The Transformed Item Difficulties (TID) method, also known as Angoff's Delta method (Angoff, 1982; Angoff and Ford, 1973) allows for detecting uniform
differential item functioning without requiring an item response model approach.
The Data is a matrix whose rows correspond to the subjects and columns to the items.
In addition, Data can hold the vector of group membership. If so, group indicates the column of Data which corresponds to the group
membership, either by specifying its name or by giving the column number. Otherwise, group must be a vector of same length as nrow(Data).
Missing values are allowed for item responses (not for group membership) but must be coded as NA values. They are discarded from the computation of
proportions of success.
The vector of group membership must hold only two different values, either as numeric or character. The focal group is defined by
the value of the argument focal.name.
Alternatively, one can provide the matrix of proportions of success in for each item in each group. This matrix must have the same format as that provided to
the trItemDiff function; see the corresponding help file for further details.
The threshold (or cut-score) for classifying items as DIF must be supplied through the thrTID argument. The default value is 1.5, as being one of the most
commonbly used values (e.g. Facon and Nuchadee, 2010; Muniz, Hambleton, and Xing, 2001; Robin, Sirecci, and Hambleton, 2003). Other values can be specified instead.
Item purification can be performed by setting purify to TRUE. Purification works as follows: if at least one item was detected as functioning
differently at some step of the process, then the intercept and slope parameters of the major axis are re-computed by discarding all items previously flagged as
DIF. All perpendicular distances are then re-computed for all items. The process stops when either two successive applications of the method yield the same
classifications of the items, or when nrIter iterations are run without obtaining two successive identical classifications. In the latter case a warning
message is printed.
A pre-specified set of anchor items can be provided through the anchor argument. It must be a vector of either item names (which must match exactly the column names of Data argument) or integer values (specifying the column numbers for item identification). In case anchor items are provided, they are used to compute the intercept and slope parameters of the major axis. None of the anchor items are tested for DIF: the output separates anchor items and tested items and DIF results are returned only for the latter. Note also that item purification is not activated when anchor items are provided (even if purify is set to TRUE). By default it is NULL so that no anchor item is specified.

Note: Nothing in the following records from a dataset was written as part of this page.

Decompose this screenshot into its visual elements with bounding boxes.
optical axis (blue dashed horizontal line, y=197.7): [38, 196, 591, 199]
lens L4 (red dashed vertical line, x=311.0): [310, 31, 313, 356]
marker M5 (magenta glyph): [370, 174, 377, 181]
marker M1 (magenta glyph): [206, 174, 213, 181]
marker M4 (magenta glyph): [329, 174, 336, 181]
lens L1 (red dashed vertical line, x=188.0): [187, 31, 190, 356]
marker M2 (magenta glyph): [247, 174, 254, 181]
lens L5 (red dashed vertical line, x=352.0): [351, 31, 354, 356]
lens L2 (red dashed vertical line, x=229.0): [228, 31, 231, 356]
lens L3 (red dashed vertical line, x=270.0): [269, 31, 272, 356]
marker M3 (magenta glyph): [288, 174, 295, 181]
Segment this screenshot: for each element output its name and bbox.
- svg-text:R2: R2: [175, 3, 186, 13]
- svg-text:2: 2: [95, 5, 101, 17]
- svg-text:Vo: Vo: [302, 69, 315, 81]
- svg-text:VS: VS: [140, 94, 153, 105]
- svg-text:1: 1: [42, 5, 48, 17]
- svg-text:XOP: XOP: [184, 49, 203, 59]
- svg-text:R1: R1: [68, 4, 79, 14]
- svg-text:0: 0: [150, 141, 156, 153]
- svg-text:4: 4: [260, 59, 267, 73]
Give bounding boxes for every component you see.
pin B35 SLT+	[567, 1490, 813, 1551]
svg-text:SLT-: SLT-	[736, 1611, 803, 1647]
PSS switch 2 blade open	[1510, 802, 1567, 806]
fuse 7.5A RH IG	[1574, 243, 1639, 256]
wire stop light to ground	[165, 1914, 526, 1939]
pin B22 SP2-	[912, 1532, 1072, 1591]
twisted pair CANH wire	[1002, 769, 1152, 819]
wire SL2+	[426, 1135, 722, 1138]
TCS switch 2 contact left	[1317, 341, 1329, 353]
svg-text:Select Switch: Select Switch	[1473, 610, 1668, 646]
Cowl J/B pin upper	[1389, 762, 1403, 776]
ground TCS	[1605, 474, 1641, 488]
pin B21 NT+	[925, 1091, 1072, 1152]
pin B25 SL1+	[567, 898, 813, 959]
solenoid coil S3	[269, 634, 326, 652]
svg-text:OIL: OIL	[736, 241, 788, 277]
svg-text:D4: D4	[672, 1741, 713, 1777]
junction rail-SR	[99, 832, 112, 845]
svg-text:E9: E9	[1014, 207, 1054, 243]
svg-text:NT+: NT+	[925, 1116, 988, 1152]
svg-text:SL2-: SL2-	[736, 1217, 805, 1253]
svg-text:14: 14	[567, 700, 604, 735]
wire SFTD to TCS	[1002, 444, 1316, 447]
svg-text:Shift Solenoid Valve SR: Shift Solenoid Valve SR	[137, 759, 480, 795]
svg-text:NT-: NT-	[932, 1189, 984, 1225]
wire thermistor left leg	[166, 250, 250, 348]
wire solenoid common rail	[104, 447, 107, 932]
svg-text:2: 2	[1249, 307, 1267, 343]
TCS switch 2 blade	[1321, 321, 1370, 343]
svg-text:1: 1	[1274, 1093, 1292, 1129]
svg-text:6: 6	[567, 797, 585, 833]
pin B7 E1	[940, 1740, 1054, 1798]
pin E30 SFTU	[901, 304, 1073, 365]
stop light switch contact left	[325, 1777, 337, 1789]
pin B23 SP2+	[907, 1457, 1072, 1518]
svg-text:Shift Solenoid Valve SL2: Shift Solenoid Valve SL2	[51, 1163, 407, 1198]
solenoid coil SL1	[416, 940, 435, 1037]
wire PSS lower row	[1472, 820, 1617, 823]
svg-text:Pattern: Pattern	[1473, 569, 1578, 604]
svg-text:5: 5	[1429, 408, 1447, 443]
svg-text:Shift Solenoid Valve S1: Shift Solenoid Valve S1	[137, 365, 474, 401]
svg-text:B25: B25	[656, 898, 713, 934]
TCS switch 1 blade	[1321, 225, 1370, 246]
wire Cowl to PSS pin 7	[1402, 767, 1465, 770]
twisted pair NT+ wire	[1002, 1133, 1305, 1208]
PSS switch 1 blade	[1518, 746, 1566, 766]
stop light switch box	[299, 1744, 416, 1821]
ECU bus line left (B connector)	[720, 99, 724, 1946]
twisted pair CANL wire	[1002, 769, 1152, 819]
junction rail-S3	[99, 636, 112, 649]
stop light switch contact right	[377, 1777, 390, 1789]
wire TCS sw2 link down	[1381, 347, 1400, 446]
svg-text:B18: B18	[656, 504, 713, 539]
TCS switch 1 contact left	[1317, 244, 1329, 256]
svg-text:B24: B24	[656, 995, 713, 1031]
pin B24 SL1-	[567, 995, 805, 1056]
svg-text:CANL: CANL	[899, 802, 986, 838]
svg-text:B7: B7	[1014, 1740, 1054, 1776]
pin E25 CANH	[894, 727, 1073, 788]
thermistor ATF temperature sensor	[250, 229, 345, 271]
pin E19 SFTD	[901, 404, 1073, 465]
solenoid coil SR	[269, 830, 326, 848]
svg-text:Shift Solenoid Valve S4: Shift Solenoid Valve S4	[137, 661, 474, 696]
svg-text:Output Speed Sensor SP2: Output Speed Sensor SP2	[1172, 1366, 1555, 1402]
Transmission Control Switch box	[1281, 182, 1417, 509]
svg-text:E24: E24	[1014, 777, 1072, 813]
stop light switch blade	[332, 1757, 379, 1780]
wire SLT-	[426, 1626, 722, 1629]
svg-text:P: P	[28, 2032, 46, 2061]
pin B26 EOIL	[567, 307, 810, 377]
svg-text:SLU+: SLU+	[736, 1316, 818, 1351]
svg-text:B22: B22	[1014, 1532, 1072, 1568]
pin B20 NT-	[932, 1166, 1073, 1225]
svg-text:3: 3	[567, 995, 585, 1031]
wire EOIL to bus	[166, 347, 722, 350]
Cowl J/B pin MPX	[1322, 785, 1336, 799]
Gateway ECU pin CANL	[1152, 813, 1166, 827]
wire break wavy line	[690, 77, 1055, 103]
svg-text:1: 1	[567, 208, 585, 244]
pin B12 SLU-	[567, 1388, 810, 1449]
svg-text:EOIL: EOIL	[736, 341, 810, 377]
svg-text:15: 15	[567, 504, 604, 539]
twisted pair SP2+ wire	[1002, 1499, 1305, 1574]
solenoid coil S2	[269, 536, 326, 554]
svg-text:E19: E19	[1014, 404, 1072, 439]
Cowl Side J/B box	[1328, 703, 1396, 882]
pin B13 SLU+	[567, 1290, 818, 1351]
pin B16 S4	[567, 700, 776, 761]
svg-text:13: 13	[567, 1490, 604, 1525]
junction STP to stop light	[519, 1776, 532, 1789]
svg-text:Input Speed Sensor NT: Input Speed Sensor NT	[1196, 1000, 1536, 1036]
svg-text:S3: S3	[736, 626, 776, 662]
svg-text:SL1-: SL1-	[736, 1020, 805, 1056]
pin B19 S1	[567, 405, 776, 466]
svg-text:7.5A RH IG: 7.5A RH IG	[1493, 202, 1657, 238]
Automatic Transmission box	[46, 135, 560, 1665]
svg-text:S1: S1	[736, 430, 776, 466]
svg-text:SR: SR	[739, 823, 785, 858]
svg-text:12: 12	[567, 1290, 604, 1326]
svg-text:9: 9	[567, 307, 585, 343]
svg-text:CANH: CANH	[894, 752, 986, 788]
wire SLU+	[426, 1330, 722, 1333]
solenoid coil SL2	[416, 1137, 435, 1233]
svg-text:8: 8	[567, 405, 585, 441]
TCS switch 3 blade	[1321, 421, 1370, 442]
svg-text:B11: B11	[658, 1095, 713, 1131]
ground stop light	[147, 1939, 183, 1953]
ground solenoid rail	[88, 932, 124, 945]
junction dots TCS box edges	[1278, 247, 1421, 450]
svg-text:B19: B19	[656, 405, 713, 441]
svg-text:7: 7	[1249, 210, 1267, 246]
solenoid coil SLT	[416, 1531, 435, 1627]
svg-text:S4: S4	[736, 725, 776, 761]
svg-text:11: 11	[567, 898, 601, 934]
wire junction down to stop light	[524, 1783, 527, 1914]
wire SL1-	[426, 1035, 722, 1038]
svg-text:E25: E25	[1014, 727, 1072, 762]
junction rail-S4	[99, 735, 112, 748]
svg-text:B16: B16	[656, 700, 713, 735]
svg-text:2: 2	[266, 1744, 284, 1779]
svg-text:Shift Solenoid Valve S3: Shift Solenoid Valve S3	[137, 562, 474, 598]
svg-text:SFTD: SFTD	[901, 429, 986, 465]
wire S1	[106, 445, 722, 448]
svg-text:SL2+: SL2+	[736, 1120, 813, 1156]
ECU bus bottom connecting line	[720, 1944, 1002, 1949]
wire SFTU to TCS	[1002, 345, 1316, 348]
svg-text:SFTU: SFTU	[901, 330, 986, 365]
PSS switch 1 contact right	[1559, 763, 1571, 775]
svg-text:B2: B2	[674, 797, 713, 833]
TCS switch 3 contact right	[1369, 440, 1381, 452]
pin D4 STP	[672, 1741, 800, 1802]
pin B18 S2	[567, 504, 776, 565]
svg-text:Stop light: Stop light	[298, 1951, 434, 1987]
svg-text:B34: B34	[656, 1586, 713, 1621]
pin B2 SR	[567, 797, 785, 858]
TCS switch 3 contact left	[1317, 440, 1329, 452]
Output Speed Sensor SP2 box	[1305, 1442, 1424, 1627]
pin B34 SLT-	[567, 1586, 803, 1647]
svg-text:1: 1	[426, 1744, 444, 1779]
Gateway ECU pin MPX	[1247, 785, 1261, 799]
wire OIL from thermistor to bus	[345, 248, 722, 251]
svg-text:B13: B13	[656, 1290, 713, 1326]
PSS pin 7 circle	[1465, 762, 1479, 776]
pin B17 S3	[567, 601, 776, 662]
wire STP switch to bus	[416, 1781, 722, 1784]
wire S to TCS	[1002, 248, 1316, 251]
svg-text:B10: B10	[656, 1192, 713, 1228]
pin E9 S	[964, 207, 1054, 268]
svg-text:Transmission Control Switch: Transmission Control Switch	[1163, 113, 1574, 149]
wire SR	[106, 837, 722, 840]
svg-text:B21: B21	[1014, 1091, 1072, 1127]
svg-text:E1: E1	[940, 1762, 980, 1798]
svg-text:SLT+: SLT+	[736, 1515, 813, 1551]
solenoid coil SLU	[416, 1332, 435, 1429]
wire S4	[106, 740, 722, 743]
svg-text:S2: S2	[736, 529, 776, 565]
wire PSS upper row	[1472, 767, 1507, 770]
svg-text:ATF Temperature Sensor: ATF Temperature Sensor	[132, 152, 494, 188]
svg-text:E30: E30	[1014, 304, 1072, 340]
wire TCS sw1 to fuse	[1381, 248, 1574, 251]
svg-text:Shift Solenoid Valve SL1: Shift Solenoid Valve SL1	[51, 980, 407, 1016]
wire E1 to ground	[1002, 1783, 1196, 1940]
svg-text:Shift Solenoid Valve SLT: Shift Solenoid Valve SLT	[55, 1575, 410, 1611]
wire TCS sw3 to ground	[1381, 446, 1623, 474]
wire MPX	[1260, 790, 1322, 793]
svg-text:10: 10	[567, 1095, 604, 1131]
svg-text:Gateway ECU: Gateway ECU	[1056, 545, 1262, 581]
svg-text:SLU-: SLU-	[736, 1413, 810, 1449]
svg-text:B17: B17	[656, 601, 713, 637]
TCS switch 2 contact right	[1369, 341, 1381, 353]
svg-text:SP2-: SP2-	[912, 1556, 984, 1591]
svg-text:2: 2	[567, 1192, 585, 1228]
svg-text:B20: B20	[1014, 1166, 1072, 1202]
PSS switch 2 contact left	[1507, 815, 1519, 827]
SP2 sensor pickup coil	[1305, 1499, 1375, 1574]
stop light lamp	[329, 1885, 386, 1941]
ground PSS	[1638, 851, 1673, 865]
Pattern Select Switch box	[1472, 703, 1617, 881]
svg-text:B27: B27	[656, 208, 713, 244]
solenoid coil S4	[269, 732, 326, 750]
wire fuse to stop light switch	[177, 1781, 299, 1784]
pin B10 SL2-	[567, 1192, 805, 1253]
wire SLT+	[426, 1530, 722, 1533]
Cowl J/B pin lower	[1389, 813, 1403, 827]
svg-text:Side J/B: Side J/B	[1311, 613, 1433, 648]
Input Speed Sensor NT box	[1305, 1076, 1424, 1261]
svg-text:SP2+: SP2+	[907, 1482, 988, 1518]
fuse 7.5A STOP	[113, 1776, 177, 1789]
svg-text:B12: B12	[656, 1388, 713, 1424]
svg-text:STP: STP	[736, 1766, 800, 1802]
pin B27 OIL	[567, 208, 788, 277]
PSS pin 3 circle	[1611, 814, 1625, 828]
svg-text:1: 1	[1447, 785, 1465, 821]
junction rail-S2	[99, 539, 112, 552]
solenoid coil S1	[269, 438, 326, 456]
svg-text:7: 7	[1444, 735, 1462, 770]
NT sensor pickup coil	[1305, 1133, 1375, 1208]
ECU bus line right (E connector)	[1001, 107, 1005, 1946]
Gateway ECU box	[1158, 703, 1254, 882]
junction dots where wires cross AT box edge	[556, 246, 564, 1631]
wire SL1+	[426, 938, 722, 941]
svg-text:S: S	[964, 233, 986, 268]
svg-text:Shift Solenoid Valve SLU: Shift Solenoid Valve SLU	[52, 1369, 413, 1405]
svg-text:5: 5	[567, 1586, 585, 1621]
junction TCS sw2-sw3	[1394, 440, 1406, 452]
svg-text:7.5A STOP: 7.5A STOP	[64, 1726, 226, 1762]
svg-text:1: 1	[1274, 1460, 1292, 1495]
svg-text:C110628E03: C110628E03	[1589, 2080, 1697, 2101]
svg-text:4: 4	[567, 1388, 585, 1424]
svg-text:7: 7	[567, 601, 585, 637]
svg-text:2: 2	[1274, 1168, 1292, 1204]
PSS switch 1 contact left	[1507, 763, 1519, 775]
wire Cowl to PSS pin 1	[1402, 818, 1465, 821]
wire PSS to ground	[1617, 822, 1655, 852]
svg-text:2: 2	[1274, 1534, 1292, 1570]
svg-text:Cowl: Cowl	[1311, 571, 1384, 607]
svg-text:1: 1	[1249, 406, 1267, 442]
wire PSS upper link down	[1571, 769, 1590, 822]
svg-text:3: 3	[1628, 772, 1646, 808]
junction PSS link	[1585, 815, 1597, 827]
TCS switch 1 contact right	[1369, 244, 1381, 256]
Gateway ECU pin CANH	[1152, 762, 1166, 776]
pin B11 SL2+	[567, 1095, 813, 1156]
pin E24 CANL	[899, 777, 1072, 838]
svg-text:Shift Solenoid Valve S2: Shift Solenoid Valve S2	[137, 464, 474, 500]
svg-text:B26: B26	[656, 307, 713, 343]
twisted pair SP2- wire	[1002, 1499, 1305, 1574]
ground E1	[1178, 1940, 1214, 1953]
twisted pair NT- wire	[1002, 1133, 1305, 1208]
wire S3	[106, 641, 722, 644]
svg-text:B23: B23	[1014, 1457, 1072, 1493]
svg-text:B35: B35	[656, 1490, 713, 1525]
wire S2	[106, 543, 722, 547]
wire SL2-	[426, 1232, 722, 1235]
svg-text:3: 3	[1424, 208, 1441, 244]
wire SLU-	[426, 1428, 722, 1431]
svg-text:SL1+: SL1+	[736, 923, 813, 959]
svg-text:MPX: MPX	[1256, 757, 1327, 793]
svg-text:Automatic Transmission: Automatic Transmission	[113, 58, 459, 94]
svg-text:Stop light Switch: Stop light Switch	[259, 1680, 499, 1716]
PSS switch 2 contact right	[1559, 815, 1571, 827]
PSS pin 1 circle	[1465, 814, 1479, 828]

The output of the difTID, as displayed by the print.TID function, can be stored in a text file provided that save.output is set to TRUE
(the default value FALSE does not execute the storage). In this case, the name of the text file must be given as a character string into the first component
of the output argument (default name is "out"), and the path for saving the text file can be given through the second component of output. The
default value is "default", meaning that the file will be saved in the current working directory. Any other path can be specified as a character string:
see the Examples section for an illustration.
Two types of plots are available through the plot.TID function. If the argument plot is set to "dist" (the default value), then the
perpendicular distances are represented on the Y axis of a scatter plot, with each item on the X axis. If plot is set to "delta", the Delta plot is
returned, that is, the scatter plot of pairs of Delta scores for each item, with the reference group on the X axis and the focal group on the Y axis. The type of
point and the color are fixed by the usual pch and col arguments. Option number permits to display the item numbers instead. Detection
thresholds are also printed. Also, the plot can be stored in a figure file, either in PDF or JPEG format. Fixing save.plot to TRUE allows this
process. The figure is defined through the components of save.options. The first two components perform similarly as those of the output argument.
The third component is the figure format, with allowed values "pdf" (default) for PDF file and "jpeg" for JPEG file.